Before ACA, he said, it was harder to attain that level of C-suite engagement because the pressure wasn’t as intense as it’s becoming with implementation. After the Supreme Court upheld ACA’s constitutionality as a tax, “there was a very, very quick reaction from senior management that ‘This thing is here to stay, so now what do we do?’ ” Sweatt said. “It seemed that almost overnight, CEOs and presidents took a much keener interest in the health-care spend, with the recognition that this thing was not going away.”

As a consequence, Sweatt said, “HR professionals are becoming more instrumental in managing that spend from a total-compensation approach—we like to call holistic—where all pieces that cost money are viewed together. The pool for that is obviously finite, and the health-care spend is the biggest after payroll, but it’s taking a greater proportion of these overall expenses.”

Joe Sevcik, senior vice president for marketing at Assurant Benefits, noted that companies are being affected in different ways based on their employee size. After the one-year implementation delay, 2015 is the trigger year for those with 100 or more employees, and they are furthest along with their data-gathering and processes needed to address reporting and compliance. In 2016, companies with 50-99 employees will be required to provide minimum essential coverage, and they’ll feel the most pain in the coming year.

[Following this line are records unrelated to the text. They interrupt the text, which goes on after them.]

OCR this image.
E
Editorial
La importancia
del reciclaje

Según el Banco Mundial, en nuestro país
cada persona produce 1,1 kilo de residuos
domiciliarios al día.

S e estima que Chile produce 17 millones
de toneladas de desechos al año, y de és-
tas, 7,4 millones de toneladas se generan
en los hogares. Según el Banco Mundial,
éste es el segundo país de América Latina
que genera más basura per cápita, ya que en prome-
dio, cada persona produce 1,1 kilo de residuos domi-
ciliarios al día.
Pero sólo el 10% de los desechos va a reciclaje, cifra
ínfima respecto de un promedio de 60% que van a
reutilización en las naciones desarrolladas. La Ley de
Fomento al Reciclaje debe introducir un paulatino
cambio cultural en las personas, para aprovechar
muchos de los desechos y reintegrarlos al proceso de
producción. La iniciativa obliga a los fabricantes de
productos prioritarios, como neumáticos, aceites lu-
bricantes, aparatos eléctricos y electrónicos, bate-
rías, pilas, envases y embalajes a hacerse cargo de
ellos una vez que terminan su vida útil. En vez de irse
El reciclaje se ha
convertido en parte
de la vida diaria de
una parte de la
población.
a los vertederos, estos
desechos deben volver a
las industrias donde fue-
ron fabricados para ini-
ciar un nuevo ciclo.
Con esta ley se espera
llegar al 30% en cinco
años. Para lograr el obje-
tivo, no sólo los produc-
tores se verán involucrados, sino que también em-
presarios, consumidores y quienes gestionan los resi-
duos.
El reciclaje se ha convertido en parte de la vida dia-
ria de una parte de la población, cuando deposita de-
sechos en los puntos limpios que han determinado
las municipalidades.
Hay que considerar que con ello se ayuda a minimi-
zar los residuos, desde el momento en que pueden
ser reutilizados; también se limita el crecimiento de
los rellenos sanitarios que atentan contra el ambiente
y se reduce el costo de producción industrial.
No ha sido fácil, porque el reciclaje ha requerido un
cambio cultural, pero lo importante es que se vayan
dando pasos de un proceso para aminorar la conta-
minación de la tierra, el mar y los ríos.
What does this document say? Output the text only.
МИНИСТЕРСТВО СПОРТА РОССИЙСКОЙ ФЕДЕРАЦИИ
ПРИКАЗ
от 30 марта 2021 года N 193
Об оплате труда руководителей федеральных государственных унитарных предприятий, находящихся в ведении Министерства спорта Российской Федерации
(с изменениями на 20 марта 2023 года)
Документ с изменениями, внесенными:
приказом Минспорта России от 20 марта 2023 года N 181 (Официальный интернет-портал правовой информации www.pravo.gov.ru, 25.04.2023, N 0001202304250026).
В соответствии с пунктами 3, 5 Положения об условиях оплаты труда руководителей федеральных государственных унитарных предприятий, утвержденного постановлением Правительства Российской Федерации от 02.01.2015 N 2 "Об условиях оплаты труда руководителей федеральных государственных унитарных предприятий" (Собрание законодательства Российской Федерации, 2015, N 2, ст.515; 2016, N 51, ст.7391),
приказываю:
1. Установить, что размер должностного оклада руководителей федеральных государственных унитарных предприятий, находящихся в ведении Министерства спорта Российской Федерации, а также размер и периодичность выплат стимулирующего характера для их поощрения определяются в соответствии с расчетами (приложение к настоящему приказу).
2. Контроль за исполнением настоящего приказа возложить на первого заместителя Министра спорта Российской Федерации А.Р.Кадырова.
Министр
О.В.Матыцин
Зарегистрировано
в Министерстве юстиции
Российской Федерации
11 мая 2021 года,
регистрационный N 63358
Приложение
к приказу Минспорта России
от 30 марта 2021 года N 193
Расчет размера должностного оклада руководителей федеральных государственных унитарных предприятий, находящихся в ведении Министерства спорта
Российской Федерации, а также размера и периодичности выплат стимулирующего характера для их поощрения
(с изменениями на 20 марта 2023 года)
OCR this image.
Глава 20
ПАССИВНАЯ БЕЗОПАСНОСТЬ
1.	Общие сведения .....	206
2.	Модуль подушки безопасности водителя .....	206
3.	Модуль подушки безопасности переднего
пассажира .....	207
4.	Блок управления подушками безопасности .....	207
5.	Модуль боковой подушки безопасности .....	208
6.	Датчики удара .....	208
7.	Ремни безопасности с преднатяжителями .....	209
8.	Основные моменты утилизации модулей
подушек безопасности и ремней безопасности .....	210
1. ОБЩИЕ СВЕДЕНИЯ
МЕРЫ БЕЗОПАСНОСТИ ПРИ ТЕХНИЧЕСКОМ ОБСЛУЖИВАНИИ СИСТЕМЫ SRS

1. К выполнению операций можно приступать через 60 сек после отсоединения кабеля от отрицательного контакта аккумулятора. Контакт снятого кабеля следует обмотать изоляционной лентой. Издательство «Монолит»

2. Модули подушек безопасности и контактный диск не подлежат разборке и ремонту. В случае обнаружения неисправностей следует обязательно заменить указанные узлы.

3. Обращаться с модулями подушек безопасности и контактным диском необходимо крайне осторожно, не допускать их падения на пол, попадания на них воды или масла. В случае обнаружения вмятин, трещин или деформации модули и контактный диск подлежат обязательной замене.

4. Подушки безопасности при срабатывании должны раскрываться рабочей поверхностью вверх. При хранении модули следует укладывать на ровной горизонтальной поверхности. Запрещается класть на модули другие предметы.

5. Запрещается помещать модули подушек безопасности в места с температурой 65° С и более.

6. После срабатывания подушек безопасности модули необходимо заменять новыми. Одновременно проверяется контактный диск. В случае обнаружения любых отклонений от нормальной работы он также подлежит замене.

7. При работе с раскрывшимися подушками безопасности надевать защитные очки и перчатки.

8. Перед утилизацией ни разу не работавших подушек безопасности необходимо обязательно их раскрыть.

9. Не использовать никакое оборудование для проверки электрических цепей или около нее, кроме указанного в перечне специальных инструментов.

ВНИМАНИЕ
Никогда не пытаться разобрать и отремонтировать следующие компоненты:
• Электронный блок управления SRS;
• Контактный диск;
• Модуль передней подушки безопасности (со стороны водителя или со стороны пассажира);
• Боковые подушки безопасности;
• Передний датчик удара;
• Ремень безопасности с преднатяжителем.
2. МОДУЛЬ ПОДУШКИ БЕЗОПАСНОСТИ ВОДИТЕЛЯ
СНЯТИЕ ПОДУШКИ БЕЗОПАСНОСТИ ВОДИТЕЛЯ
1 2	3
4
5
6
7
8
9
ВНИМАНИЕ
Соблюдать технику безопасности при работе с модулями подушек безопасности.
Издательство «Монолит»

“For 2016 IRS metrics, that is pretty much done because they’ve used these as look-backs to see if companies have over 50 employees,” Sevcik said. “The other thing is, if you go over 100, you don’t have to offer metallic plans”—those designated as bronze, silver, gold or platinum. “For any employer looking to manage that employee population, that work is pretty much done,” he said, “so we’re really getting the plans in place and planning from there. Often what comes with some of these is higher deductibles, and for some, this is the first time they’ve moved to a high-deductible plan, so there’s a lot of strategy and planning that goes along with that side.”

Last year’s delay in implementation allowed many smaller companies to move from October renewal dates on their health plans and push that to December. While that may have bought time to address compliance issues, it’s done nothing to alleviate the pressure on costs. “What we hear anecdotally from the broker community, and what seen is a lot of rate-filing requests of up to 50 percent increases,” Sevcik said. “Some of that still has to get approved and get negotiated down, but medical rates, regardless of what’s approved, have been outpacing inflation for some time, pre- and post-ACA.”

It all adds up to a confounding, confusing and continually changing environment, executives say.

“For smaller companies, they’re really leaning on us to do more for them than in the past,” said Spencer. “We’re serving as an outsourced HR department, making sure that they’re covered from a compliance standpoint, writing them an HR handbook. In the old days, we’d meet once a year, they would pick their options, have lunch, and play golf. Now, we have to be on top of communications compliance and reporting every day, and that’s push-ing responsibility to our side of the equation.” And, it appears, his golf game has suffered as a result of it.